A few years ago, Athersys, a biopharmaceutical focused on stem cell research approached Sasquatch Hospital for a collaboration. The deal was that Athersys would donate funds to the hospital if doctors encouraged patients to donate their embryos to potentially life-saving research. This collaboration will be made transparent to all of the participants/patients and they can opt in to donate their embryos or pay to freeze them for later use. This potentially life-saving research can also lead to a more efficient and less invasive prenatal testing while also helping out the hospital.

Prenatal testing such as amniocentesis will be offered to women and families who want to reduce contingency. However, as a hospital in a predominantly Irish Catholic community we want to emphasis that these genetic tests are done not for the purpose of terminating difficult pregnancies if there is a defect and more so to allow families to make arrangements early in light of the knowledge. The hospital will not push mothers to undergo amniocentesis but they will be made aware that it is an option. If a family has a history of birth defects then and only then can the doctor suggest to the mothers to undergo prenatal testing. Due to our influx of Japanese immigrants, we do not want them to feel pressured into prenatal testing their unborn child since “Japanese ob-gyns are often reluctant to mention prenatal diagnosis even to older women […] some of the Israeli ob-gyns I interviewed said that they offer prenatal diagnosis to each and every patient, regardless of her age” (Ivry). Making prenatal testing available will also allow mothers in the Jewish community to have agency in their pregnancies.

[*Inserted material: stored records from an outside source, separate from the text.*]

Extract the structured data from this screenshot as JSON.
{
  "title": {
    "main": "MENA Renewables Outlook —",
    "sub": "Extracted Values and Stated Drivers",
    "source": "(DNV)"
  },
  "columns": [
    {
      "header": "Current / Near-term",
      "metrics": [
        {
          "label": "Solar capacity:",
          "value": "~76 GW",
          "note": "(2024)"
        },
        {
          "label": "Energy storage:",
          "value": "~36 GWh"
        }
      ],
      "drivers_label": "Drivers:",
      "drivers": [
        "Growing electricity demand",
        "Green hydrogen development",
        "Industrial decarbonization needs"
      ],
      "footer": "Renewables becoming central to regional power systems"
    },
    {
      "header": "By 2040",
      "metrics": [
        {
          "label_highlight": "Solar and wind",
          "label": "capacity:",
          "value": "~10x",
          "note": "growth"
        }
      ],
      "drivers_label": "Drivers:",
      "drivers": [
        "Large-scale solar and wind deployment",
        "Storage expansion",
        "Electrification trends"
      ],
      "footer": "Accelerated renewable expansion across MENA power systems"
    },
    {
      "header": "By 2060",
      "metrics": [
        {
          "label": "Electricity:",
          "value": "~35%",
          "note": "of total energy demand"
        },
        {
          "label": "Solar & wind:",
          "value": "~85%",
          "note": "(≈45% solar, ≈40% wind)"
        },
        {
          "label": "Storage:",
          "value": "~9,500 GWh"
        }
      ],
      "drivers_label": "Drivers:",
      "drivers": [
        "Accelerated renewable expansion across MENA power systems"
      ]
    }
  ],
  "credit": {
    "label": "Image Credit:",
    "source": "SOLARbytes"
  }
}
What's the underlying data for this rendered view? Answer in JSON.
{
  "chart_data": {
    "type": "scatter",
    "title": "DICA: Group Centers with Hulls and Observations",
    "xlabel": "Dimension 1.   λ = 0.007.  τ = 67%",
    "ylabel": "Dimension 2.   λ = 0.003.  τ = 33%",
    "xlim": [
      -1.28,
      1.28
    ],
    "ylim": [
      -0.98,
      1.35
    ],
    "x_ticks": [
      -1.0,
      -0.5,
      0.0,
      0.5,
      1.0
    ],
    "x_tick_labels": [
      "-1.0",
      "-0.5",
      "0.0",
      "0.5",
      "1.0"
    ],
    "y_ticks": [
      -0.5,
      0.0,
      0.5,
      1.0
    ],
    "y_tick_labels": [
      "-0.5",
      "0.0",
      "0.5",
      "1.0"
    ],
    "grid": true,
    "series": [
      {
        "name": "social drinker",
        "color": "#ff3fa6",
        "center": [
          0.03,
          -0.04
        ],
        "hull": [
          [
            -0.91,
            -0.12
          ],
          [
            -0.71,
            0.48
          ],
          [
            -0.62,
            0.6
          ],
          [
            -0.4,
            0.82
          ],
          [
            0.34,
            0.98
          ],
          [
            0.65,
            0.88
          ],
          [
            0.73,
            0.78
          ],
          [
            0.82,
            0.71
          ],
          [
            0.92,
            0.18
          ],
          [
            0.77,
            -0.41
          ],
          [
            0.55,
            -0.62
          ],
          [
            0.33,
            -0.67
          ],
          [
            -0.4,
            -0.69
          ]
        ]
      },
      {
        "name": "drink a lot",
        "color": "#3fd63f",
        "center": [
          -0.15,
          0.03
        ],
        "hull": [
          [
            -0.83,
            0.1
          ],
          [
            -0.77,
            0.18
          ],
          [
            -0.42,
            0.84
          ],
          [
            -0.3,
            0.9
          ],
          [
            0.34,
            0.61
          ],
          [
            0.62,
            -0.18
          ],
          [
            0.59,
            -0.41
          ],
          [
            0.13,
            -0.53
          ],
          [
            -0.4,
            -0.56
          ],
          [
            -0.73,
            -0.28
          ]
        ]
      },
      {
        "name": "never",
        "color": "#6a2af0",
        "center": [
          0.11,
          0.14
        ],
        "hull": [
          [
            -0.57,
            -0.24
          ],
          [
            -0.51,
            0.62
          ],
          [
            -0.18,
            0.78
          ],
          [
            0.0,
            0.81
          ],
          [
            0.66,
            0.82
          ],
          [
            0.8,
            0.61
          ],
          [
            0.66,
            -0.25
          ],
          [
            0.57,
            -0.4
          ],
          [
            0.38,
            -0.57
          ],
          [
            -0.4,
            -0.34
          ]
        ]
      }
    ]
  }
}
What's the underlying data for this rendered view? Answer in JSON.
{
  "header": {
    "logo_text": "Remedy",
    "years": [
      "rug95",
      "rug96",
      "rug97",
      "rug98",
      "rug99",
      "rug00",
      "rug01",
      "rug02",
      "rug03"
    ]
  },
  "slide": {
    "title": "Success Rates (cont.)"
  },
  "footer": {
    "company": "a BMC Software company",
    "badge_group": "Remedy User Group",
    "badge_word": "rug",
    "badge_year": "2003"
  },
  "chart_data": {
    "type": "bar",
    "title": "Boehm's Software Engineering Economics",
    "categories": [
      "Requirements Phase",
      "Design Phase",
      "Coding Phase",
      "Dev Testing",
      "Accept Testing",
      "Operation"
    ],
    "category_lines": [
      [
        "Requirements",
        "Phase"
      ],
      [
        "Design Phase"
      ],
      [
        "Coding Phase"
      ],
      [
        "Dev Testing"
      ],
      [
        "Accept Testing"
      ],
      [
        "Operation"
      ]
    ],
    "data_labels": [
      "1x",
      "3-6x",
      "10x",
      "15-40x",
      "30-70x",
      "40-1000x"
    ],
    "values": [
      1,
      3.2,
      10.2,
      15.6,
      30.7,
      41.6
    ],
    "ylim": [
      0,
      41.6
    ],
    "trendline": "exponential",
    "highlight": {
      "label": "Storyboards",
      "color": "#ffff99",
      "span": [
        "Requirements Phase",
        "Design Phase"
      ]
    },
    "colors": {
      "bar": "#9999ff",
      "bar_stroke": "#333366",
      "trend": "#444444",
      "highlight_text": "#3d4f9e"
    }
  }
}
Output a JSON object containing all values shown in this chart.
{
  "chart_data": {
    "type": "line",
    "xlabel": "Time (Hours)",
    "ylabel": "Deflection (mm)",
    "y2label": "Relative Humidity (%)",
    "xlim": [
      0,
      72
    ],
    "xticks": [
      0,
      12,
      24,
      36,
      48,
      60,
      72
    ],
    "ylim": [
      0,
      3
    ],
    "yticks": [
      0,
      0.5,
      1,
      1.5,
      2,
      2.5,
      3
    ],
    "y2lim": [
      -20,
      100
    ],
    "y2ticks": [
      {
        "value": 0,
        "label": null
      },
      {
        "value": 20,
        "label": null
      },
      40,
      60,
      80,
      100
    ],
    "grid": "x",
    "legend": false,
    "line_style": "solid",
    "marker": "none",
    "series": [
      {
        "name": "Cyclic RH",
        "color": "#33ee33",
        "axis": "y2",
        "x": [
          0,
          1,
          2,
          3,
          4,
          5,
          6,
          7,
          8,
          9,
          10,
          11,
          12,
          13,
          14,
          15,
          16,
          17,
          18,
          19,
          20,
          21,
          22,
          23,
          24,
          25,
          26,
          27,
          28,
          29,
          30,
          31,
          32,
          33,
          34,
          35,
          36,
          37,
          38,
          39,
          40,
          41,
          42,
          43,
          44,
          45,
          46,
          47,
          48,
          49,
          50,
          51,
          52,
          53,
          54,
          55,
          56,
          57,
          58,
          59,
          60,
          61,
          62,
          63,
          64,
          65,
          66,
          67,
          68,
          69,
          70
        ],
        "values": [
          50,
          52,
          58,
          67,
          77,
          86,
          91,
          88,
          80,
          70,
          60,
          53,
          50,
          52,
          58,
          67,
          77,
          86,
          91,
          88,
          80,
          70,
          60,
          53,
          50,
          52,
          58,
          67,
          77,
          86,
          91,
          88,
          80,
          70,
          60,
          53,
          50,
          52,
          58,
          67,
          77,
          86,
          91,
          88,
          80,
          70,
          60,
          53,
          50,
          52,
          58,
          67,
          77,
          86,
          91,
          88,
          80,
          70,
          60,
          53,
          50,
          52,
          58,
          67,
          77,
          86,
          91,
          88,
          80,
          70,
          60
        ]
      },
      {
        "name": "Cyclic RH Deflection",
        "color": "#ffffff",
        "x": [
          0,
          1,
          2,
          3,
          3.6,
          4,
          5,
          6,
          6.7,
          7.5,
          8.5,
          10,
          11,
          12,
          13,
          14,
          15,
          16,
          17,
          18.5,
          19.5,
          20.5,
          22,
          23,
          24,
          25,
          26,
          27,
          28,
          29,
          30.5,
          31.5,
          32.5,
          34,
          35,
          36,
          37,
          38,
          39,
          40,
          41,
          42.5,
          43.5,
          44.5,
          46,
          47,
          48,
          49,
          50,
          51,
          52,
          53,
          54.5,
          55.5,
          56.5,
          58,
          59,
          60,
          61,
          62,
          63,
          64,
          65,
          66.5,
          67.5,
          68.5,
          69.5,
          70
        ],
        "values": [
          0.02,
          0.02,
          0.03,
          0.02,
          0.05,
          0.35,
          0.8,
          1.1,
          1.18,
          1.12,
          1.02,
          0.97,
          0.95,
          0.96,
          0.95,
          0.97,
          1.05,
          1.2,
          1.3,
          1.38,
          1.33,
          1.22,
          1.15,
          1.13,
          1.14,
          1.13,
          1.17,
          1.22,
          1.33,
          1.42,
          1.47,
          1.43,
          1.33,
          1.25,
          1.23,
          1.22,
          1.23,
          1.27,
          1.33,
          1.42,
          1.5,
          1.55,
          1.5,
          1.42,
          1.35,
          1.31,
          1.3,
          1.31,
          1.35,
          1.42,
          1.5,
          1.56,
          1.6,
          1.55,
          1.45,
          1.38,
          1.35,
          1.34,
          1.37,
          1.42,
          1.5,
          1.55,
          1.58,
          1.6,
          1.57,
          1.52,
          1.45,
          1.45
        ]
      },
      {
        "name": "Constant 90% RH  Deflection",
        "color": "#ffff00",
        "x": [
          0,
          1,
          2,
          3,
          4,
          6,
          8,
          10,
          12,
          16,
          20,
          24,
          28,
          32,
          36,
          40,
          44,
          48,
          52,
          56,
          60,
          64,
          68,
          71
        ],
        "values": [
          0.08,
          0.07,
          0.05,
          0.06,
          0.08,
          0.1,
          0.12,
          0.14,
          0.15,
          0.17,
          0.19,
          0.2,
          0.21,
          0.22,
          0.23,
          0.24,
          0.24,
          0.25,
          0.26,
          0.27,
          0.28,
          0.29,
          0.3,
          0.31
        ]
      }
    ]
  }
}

In addition to social workers and genetic counselors, Sasquatch Hospital previously provided spiritual counseling by the Catholic clergy who often interfered with some doctors’ work. I propose that we discontinue this in-house spiritual counseling by Catholic clergy but refer patients to certain spiritual counseling based on their religion and who they would like to confide in. This clash between the medical staff and the Catholic clergy does not provide a healthy environment for the patients. The fact that the Catholic clergy are interfering with patient care is unacceptable especially if the patient is not even part of the Catholic community. The hospital’s historically Catholic nursing staff that refuse to perform these procedures can put in a request to be transferred to a different section of the hospital. I understand that it may be uncomfortable for the nurses who are devout Catholics to assist in performing these procedures but I would like them to reflect the reasons they chose to become a nurse before asking for a transfer. Since the budget for new hires is extremely limited, the hospital cannot replace all of the nurses and the alternative would be to transfer nurses from different wards of the hospital.

 Works Cited

Donum Vitae In Shanon, Thomas A. and Lisa Sowle Cahill, Religion and Artificial Reproduction: An Inquiry into the Vatican “Instruction on Respect for Human Life in its Origin and on the Dignity of Reproduction.” (Crossroad, 1988).

 Shirin Garamoudi Naef, “Gestational Surrogacy in Iran,” In Marcia C. Inhorn and Soraya Tremayne editors, Islam and Assisted Reproductive Technologies (Berghahn Books, 2012).

Susan Martha Kahn, Reproducing Jews: A Cultural Account of Assisted Conception in Israel (Duke University Press, 2000).

Tsipy Ivry, Embodying Culture: Pregnancy in Japan and Israel (Rutgers University Press, 2009).